談合はなぜ起きる

2007年05月27日
 

 

天下り先の確保
 新聞でしばしば談合事件が報道されるが、なぜ談合がなくならないのだろうか。実は、談合が起きる最大の理由は、高級官僚の天下り先の確保のためである。国家公務員T種試験に合格したエリート官僚は、就職後も役所の中で激しい出世競争を展開する。公務員であるから、給料がそんなに良いわけではない。ましてや役職ともなると、残業手当すら付かなくなる。

 それにもかかわらず彼らは猛烈に働く。1ヶ月の残業時間が300時間に及ぶこともある。本来の勤務をこなした上で、なお毎日10時間以上の残業が続く。殺人的な仕事量というほかない。命を削って(実際に落命する人もいる)彼らが一生懸命働く理由は、一つはお国のためであり、もう一つは、一生懸命やれば、最後には「天下り」というおいしい見返りがあるからである。

 もちろん、出世競争に勝ち抜き、高いポストになるほどおいしい天下り先が確保される。民間企業に就職して社長になる確率よりも、官僚になって、退職後民間企業に天下りした方が社長になれる確率が高いとも言われる。

 

「安月給」を取り戻す
 金銭面ではどうか。彼らは役所に勤めている間は、金銭的には全く報われない。そのうえ、仲間内で激しい出世競争が行われる。最後に勝ち残るのは「事務次官」ただ一人である。役所では事務次官として勝ち残った人が仕事をやりやすくするために、同期の人は役所から身を引く慣例となっている。そうすることにより、事務次官は自分より年上の人がいなくなり、思いっきり采配を振れるというわけである。
 一方、競争に敗れた人は(とはいっても社会的には超優秀な勝者であるが)、50代の前半までに大学教授や民間企業、公社・公団に天下っていく。そして、第二の人生でいままでの「安月給」「ただ働き」の分の給料を取り戻すのである

 もし、50代の前半という若さで退職したエリート官僚に天下り先がなければ、その後年金が出るまでの10年以上彼らはどうやって暮らしていくのか。実は、官僚が天下り先を死守する理由はここにある。

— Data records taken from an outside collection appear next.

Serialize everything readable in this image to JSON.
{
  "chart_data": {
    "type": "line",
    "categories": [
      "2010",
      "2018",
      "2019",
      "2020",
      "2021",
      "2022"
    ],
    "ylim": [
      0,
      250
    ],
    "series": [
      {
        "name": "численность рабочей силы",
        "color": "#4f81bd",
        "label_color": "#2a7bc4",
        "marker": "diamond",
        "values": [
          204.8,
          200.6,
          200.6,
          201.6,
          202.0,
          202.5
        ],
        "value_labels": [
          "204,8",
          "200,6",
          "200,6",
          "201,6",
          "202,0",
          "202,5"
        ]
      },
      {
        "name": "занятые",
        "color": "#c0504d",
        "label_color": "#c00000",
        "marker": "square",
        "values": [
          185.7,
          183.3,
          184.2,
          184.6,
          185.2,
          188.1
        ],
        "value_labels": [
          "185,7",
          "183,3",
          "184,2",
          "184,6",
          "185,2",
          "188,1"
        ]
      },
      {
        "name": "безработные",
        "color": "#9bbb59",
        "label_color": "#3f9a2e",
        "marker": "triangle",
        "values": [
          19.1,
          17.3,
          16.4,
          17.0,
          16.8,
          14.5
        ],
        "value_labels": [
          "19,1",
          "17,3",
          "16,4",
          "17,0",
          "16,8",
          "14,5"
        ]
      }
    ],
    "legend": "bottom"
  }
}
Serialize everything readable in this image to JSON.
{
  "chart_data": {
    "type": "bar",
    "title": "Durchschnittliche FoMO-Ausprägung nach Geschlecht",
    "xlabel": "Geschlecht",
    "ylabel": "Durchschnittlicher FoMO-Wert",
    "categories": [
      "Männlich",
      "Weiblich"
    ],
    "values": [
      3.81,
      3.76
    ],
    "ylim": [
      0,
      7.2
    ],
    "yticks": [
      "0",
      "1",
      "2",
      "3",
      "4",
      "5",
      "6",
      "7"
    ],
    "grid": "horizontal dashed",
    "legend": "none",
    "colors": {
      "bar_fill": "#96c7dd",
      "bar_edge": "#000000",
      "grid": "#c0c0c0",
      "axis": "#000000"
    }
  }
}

 もちろん、民間企業とて、必要のない人間を雇っておく余裕はない。天下り人事を受け入れるなら、それ相当の「おみやげ」が必要となる。その「おみやげ」が公共事業というわけである。たくさん官僚OBを受け入れてくれたらたくさんのおみやげをつける。戦後、官僚の間でいつの間にかそうした慣行ができあがり、たとえそれがいけないと分かっていても、自分のあとに続く「後輩」のことを考えると、自分一人が正義感を振りかざし、そうした慣行を破ることができなくなっていたのだ。


根本的に解決するには
 もし談合を本気でなくしたいならどうすべきか。
 一番の病巣は、官僚の出世競争のあり方である。すなわち、官僚が天下り先を必要としないように、官僚の競争のあり方と給与体系を根本的に考え直すことが必要である。高級官僚は日本の受験競争に勝ち抜いた超エリートである。東大でも一番優秀な連中が官僚を志向する傾向があると聞く。中国で言えばかつての科挙試験に合格したような超エリートである。それならそれらしく、破格の給料でもって待遇すべきではないか。その代わり、天下りは一切認めない。天下った場合は厳罰をもって処す。

 マスコミは表面的なことしか報道しない。病巣の根本にメスを入れないで、事件の上っ面ばかりを報道し、談合を個人の責任問題に帰着させている。もし、談合問題を本気で解決しようとするならば、官僚制度のあり方をどのようにすべきか積極的に論陣を張るべきではないか。

 この問題をこのまま放置すれば「官僚の、官僚による、官僚のための」公共事業が行われ、日本列島に必要のない道路や橋などがいつまでも作り続けられることになる。また、給与体系を変更しないで、天下り先だけをなくすれば、優秀な人が官僚を敬遠するようになることは必定であり、すでにその予兆が現れているようにも思われる。病巣の根本に、一刻も早くメスを入れることが望まれる。